Chicago billboard ads use president to cite abortion as "major health risk."

ByABC News
March 29, 2011, 7:19 PM

March 30, 2011 -- The organization behind controversial anti-abortion advertisements targeting African-Americans has unveiled its newest campaign, this time featuring an image of President Obama on billboards throughout his hometown of Chicago.

Texas-based Life Always revealed the first of 30 planned billboards Tuesday, plastering three of the posters on a building in Chicago's South Side. "Every 21 minutes, our next possible leader is aborted," reads the text alongside the president's image.

Life Always board member Rev. Derek McCoy said, "These are babies who could grow to be the future presidents of the United States, or the next Oprah Winfrey, Denzel Washington or Maya Angelou."

Using President Obama's likeness in his hometown is an "intentional approach and strategy that will draw attention … fortunately, the ads are doing just that," said McCoy, who is associate pastor of Hope Christian Church in Beltsville, Md.

Calling abortion a "major health risk" and "the leading cause of death" in the black community, McCoy said "softer ads wouldn't draw attention and raise awareness like we wanted."

ThatsAbortion.com is a project in which Life Always uses "advertising, research and confrontational truth to gain awareness, inform and educate individuals to choose life, always," according to the organization's website.

The White House has not responded to a request for comment.

Life Always most recently prompted ire in New York City last month with a billboard featuring a young African-American girl with text reading, "the most dangerous place for African-Americans is in the womb."

Civil rights activist Rev.

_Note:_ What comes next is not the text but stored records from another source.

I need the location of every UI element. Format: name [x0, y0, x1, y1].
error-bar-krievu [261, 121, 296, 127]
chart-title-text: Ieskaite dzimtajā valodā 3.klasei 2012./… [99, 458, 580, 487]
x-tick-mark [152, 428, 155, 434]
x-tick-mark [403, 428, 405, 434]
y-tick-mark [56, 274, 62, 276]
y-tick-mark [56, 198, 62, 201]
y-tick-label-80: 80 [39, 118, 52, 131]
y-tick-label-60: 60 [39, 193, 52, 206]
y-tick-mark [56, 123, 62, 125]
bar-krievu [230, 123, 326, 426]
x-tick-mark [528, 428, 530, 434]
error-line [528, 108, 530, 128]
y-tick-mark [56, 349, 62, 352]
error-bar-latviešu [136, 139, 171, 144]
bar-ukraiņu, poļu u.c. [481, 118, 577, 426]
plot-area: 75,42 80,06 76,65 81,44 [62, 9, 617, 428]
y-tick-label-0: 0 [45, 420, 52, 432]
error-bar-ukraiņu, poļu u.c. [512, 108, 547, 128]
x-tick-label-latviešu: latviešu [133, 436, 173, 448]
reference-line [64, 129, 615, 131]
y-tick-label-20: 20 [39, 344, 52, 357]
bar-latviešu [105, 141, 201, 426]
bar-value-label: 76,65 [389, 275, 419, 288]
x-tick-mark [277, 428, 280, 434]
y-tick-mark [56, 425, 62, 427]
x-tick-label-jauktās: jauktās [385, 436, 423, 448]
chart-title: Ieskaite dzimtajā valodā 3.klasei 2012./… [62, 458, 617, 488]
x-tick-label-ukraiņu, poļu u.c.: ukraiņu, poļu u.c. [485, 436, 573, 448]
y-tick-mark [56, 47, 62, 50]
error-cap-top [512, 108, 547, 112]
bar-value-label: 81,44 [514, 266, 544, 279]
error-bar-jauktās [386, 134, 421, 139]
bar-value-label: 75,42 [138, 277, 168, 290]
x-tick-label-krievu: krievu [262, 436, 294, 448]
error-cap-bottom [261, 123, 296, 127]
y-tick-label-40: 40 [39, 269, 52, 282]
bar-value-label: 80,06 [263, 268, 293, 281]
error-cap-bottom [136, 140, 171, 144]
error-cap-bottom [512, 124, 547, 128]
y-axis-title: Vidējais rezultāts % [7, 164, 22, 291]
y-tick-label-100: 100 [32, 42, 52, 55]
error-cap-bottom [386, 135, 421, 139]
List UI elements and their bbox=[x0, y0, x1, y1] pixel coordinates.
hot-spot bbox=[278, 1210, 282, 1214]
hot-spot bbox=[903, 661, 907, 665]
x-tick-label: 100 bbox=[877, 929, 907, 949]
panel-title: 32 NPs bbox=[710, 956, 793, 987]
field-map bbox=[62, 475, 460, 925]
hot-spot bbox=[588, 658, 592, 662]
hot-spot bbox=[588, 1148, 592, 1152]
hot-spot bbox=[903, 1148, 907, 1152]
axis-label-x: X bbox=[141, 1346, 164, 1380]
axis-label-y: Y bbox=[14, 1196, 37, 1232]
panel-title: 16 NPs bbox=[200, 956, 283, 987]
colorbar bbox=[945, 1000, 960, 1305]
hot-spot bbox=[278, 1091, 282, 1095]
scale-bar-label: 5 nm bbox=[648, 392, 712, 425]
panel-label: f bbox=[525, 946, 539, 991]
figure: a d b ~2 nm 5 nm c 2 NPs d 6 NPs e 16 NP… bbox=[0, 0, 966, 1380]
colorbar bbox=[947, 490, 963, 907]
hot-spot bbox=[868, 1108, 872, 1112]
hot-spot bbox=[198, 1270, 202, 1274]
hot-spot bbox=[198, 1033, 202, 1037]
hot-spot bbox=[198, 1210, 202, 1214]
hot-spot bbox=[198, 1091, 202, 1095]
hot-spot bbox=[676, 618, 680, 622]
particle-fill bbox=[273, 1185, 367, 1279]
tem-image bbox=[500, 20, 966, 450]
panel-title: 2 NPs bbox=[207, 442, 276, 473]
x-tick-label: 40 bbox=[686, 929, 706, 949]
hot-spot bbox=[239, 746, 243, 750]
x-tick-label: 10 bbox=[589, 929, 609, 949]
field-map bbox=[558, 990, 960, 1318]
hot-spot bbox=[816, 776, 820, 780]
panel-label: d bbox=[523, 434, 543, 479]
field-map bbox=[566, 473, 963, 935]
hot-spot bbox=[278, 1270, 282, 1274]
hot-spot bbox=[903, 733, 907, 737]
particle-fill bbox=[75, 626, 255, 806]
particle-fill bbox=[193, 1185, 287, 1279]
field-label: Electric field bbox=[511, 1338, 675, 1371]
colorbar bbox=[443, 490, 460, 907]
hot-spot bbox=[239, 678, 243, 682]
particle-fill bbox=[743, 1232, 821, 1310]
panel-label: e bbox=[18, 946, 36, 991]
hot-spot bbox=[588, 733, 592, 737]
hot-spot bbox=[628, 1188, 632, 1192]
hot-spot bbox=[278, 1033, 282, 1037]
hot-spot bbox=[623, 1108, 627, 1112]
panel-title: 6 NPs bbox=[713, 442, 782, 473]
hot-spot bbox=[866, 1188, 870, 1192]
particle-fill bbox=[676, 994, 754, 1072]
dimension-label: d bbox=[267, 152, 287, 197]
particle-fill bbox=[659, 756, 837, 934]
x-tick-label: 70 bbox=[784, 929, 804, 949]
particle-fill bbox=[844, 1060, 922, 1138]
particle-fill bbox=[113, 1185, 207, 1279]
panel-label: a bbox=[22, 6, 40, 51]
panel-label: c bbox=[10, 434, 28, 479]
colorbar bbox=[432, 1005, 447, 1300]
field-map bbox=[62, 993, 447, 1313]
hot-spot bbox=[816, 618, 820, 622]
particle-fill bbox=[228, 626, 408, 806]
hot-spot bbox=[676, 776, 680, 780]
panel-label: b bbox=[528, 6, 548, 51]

Al Sharpton said then the New York billboard "sends a message of racial profiling and discourages a woman's right to choose."

But based on pure advertising merits, Russ Winer, chairman of the Marketing Department at New York University's Stern School of Business, said the New York billboard was "much more powerful because it was not a metaphor and used a direct visual image."

The girl's stock photograph was used without her mother's permission and the billboard was removed after blistering criticism.